Elle espère que cette hausse sera "purement circonstancielle" et réversible.
L’établissement parisien explique cette hausse par la dégradation de sa situation budgétaire : "L’université subit depuis plusieurs années les effets de décisions prises par l’État, pour certaines nécessaires dans l’intérêt des agents de l’établissement, mais qui n’ont été que partiellement ou pas compensées financièrement par l’État."
Un discours rejeté par le SAP1, qui pointe la responsabilité de l'État.
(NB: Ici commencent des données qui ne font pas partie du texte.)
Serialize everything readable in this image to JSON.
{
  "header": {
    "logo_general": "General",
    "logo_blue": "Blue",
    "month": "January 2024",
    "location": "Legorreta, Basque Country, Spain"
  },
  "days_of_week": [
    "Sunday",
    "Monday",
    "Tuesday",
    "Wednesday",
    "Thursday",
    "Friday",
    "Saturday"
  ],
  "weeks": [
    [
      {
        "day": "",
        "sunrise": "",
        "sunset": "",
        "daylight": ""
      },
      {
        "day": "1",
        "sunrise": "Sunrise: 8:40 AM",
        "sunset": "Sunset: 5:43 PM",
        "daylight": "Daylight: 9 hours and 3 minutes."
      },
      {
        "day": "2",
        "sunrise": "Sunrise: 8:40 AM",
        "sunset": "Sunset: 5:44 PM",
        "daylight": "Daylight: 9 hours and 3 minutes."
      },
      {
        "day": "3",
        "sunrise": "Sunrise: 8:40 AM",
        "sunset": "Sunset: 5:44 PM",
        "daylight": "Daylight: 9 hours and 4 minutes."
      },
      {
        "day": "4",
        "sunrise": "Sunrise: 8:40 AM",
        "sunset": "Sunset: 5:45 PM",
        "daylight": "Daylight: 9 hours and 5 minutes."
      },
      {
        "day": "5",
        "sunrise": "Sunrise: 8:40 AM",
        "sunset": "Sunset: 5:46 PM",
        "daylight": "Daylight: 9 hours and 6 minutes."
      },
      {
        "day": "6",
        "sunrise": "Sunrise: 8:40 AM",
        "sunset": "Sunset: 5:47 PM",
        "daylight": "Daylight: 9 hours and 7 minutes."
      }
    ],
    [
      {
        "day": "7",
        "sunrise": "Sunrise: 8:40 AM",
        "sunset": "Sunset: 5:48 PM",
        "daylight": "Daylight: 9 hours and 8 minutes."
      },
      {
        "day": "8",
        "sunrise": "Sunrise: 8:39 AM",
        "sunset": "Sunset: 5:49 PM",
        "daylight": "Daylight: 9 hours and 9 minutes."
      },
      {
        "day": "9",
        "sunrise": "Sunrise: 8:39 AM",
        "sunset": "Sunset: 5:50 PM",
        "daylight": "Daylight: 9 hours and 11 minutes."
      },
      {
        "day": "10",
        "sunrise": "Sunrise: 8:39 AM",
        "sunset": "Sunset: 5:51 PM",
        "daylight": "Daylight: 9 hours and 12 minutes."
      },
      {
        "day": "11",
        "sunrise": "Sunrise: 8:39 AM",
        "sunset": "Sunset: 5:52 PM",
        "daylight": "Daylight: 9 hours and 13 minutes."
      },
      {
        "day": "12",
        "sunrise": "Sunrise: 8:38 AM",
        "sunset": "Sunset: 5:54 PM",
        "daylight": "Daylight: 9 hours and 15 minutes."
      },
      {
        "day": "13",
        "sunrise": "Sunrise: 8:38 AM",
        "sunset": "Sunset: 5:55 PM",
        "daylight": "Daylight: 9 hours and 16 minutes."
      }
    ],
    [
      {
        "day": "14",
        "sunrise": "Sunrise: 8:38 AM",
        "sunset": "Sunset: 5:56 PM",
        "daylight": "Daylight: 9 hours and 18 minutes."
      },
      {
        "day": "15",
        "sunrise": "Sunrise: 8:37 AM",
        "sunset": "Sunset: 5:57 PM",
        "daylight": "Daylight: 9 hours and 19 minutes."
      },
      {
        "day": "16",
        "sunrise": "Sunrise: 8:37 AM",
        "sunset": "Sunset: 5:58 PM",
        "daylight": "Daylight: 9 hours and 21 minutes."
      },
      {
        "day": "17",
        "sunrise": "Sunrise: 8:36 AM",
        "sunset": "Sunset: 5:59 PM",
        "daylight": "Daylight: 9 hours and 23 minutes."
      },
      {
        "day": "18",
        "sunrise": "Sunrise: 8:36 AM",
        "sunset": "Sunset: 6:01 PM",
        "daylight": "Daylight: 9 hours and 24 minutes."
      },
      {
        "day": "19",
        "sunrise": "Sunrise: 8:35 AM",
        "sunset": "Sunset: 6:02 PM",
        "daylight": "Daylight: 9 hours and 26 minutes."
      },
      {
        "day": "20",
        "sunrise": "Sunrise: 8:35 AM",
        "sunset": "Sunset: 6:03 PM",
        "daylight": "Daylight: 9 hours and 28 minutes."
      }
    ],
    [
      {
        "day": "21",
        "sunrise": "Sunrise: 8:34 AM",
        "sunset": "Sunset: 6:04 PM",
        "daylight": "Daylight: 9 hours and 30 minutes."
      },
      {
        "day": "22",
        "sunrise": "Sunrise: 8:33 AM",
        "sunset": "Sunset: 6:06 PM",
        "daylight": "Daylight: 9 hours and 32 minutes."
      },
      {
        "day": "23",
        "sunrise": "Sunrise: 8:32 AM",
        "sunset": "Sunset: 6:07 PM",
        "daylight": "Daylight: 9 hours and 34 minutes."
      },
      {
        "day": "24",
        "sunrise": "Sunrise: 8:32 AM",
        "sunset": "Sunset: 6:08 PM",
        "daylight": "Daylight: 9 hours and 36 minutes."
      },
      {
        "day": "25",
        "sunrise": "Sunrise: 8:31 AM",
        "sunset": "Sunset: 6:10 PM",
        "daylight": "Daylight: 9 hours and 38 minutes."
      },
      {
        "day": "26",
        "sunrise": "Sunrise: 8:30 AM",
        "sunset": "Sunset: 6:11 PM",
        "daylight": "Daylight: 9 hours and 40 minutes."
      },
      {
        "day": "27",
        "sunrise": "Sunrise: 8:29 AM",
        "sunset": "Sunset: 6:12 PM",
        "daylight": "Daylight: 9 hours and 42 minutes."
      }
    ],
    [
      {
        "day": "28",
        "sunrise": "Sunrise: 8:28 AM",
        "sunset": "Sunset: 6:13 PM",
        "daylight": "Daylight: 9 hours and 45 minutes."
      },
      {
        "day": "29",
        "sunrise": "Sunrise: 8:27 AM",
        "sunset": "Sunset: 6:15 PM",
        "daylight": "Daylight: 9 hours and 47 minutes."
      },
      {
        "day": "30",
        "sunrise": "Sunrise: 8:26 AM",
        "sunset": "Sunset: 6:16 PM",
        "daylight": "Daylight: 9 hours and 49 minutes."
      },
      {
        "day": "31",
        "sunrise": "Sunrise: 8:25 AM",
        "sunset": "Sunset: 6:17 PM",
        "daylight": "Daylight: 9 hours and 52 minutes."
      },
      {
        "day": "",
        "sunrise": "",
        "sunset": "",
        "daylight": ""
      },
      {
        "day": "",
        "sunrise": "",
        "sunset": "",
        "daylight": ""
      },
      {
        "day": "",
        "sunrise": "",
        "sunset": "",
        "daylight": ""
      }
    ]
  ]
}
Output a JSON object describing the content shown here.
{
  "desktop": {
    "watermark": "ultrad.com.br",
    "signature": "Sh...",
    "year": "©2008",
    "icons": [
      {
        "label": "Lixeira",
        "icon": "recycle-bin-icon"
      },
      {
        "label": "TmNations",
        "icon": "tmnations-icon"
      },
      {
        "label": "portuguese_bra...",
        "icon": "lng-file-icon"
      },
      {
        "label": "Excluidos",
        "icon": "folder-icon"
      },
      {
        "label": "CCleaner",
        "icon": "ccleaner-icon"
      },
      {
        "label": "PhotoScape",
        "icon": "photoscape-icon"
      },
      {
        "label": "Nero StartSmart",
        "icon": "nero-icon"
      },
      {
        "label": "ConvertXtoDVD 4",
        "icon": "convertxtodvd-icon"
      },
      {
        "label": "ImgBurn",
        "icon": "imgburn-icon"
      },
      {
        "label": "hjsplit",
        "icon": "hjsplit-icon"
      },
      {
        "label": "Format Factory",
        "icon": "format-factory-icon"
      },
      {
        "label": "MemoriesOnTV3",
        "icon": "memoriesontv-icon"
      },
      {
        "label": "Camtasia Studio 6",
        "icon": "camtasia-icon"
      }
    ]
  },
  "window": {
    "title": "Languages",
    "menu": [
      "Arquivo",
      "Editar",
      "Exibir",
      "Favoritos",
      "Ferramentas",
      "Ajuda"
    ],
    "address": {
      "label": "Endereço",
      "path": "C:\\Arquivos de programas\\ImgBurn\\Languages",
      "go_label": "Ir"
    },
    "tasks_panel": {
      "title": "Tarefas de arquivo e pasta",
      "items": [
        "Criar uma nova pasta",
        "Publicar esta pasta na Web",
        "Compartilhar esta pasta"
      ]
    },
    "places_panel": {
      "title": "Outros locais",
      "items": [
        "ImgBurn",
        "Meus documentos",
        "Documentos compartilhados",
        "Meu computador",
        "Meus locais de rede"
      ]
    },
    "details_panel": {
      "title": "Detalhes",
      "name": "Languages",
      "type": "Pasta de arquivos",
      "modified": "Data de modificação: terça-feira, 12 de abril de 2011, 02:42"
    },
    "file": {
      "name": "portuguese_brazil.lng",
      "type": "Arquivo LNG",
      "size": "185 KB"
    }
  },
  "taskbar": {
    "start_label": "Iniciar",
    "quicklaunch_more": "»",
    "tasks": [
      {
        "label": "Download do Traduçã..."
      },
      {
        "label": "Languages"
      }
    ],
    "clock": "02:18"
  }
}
Dès le 27 novembre, le syndicat affirmait dans un communiqué que les universités publiques étaient "asphyxiées par un gouvernement qui n'a d'autre agenda que la privatisation et marchandisation croissante du savoir". L'organisation dénonçait les priorités de l'exécutif, soulignant que "l'argent ne semble pas manquer dans les poches de l'État pour financer l'armée" alors que l'enseignement supérieur est délaissé.
Le spectre de "Bienvenue en France"
La décision de la Sorbonne découle de la stratégie "Bienvenue en France", qui autorise les universités à appliquer des droits d'inscription différenciés selon la nationalité.
À l'époque, ce projet avait provoqué une large fronde au sein de la communauté universitaire, mobilisant étudiants, enseignants et présidents d'universités contre ce qui était perçu comme une marchandisation de l'enseignement supérieur.
La Sorbonne a longtemps résisté avant d’augmenter les frais d’inscription.
Elle rejoint désormais une liste grandissante d'établissements ayant appliqué partiellement ou totalement la stratégie “Bienvenue en France "comme l'université Paris-Cité, l'université de Nantes, l'UBFC ou Gustave Eiffel", note Ertenlice.
Pour cet étudiant, la mesure met en lumière un "paradoxe" politique : "Accueillir en demandant des frais supplémentaires (...) pour subvenir aux nombreux déficits qui touchent Paris 1", résume-t-il, soulignant que ce sont les étudiants étrangers qui sont désormais sollicités pour combler les manques de recettes fiscales des universités.